Smad7-dependent inhibition of TGF-β signaling occurs at the TGF-β receptor. Therefore, to assess cellular localization of Smad7 in the presence or absence of HGF, we performed immunocytochemistry in RLE cells with antibodies to Smad7 and a cell membrane–associated protein, E-cadherin. The majority of Smad7 was found to be localized to the nucleus in untreated RLE cells, as has been previously noted in many cell types (48). However, after 3 hours of HGF treatment, nuclear Smad7 decreased and cytoplasmic Smad7 increased (Figure 7). Quantitative analysis of 100 cells averaged across five fields per treatment revealed a significant shift of Smad7 out of the nuclear region after treatment with HGF. It should be noted that the average values shown in a bar graph format include cells that appeared to have lost all nuclear Smad7 and others that still retained an appreciable amount. These results show that HGF treatment promotes export of Smad7 from the nucleus, which is required for its inhibitory functions.

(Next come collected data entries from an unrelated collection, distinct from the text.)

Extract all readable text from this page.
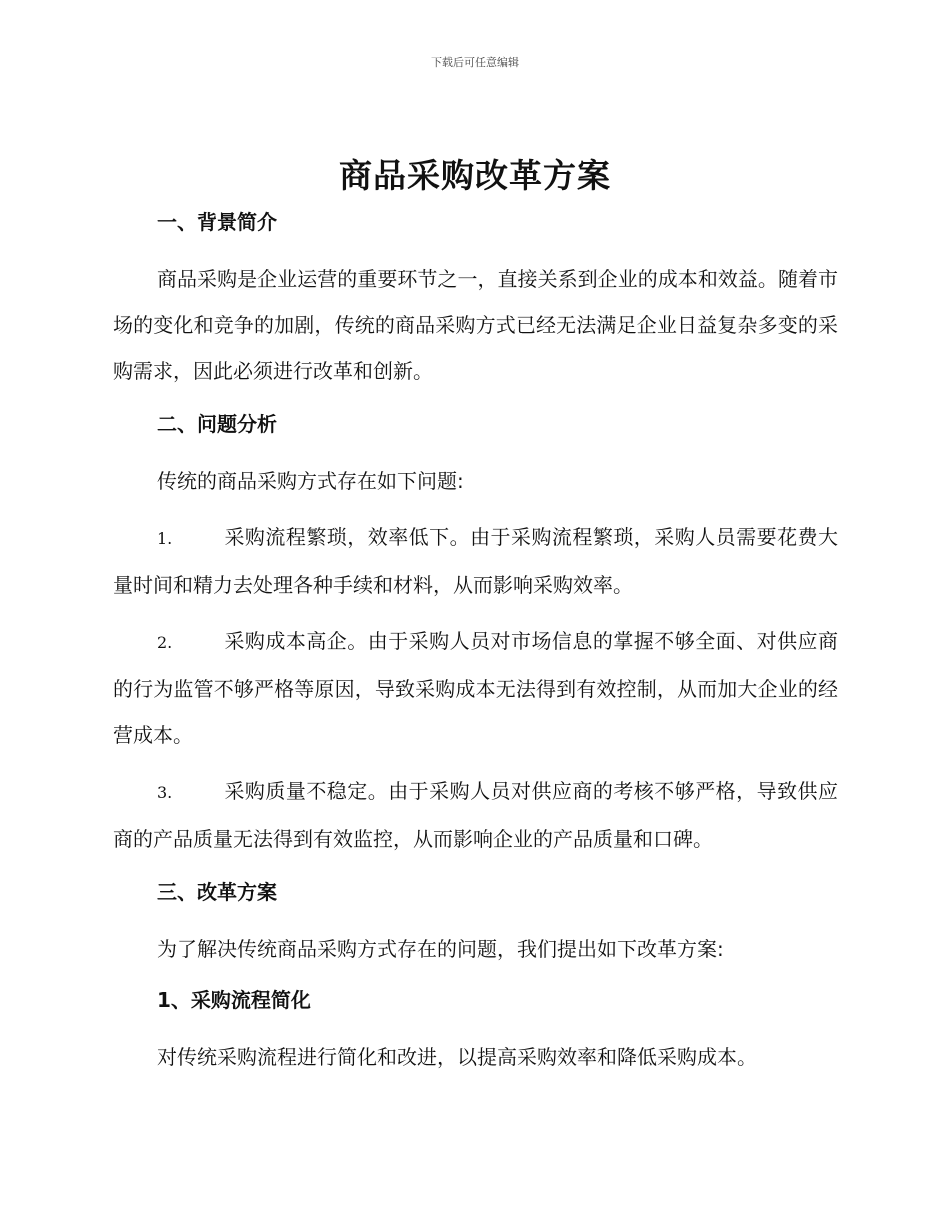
下载后可任意编辑
商品采购改革方案

一、背景简介

商品采购是企业运营的重要环节之一，直接关系到企业的成本和效益。随着市场的变化和竞争的加剧，传统的商品采购方式已经无法满足企业日益复杂多变的采购需求，因此必须进行改革和创新。

二、问题分析

传统的商品采购方式存在如下问题:

1.	采购流程繁琐，效率低下。由于采购流程繁琐，采购人员需要花费大量时间和精力去处理各种手续和材料，从而影响采购效率。

2.	采购成本高企。由于采购人员对市场信息的掌握不够全面、对供应商的行为监管不够严格等原因，导致采购成本无法得到有效控制，从而加大企业的经营成本。

3.	采购质量不稳定。由于采购人员对供应商的考核不够严格，导致供应商的产品质量无法得到有效监控，从而影响企业的产品质量和口碑。

三、改革方案

为了解决传统商品采购方式存在的问题，我们提出如下改革方案:

1、采购流程简化

对传统采购流程进行简化和改进，以提高采购效率和降低采购成本。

Smad ubiquitin regulatory factor 1 (Smurf1) exports Smad7 from the nucleus to the cytoplasmic region, where it can interact with the type I TGF-β receptor, leading to inhibition of TGF-β signaling (49, 50). Because we observed a change in the distribution of Smad7, we asked whether Smurf1 also displayed a change in localization after HGF exposure. RLE cells were treated with the MEK inhibitor for 30 minutes and HGF for 3 hours, fixed, and observed with confocal immunofluorescent microscopy. Intensity analysis of over 300 cells was conducted in MetaMorph using DRAQ5 labeling of the nuclei to define the nuclear region. In untreated cells, both Smad7 and Smurf1 were predominantly in the nucleus (Figure 8). After 3 hours of exposure to HGF, analysis of nuclear intensity of both Smad7 and Smurf1 was similarly decreased. However, pretreatment with the MEK inhibitor blocked the HGF-dependent nuclear export of Smad7 and Smurf. Exposure to HGF and the inhibitor resulted in maximum nuclear expression of both Smad7 and Smurf1. Linescan profiles (Figure 8) through the center of the nuclei underscore the results of the image analysis. Nuclear linescan regions are identified by the blue line, Smad7 by the green line, and Smurf1 by the red line. In the control cells, Smad7 and Smurf1 expression is predominantly in the nuclear region. After treatment with HGF, the nuclear expression of Smad7 and Smurf1 drops dramatically. After treatment with the MEK inhibitor and HGF, the majority of expression remains in the nuclear region. These results suggest that HGF regulates the Smad7-Smurf1 cellular localization in an ERK-dependent fashion.

Knockdown of Smad7 Relieves HGF-Mediated Inhibition of α-SMA Protein Levels

To establish that the HGF effect was dependent on Smad7 up-regulation, we examined the effect of Smad7-specific siRNA on α-SMA protein expression. Cells were either left untransfected or transfected with 10 or 50 nM Smad7 siRNA, treated with 100 ng/ml HGF for 24 hours, lysed, and protein collected for assessment of α-SMA, Smad7, and β-actin protein. As a control for the transfection, we used fluorescently tagged siRNA to label transfected cells in a separate experiment and observed a near 100% transfection efficiency of the protocol that was used in all other experiments (Figure 9A). Cells devoid of Smad7 siRNA and exposed to 100 ng/ml HGF for 24 hours demonstrated the characteristic decrease in α-SMA protein compared with untreated cells (Figure 9A). Increasing concentrations of Smad7 siRNA antagonized the HGF-dependent decrease in α-SMA protein (Figure 8A). Transfection of 50 nM Smad7 siRNA restored the level of α-SMA protein to 60% of the levels in untreated controls (Figure 9A). Transfection of nonspecific siRNA had no effect on Smad7 or α-SMA protein levels (Figure 9B). An overall 60% inhibition of Smad7 expression appreciably blocked the HGF-mediated inhibition of α-SMA protein levels. These results suggested that HGF-dependent down-modulation of α-SMA is regulated, in part, by induction of Smad7 and inhibition of Smad signaling.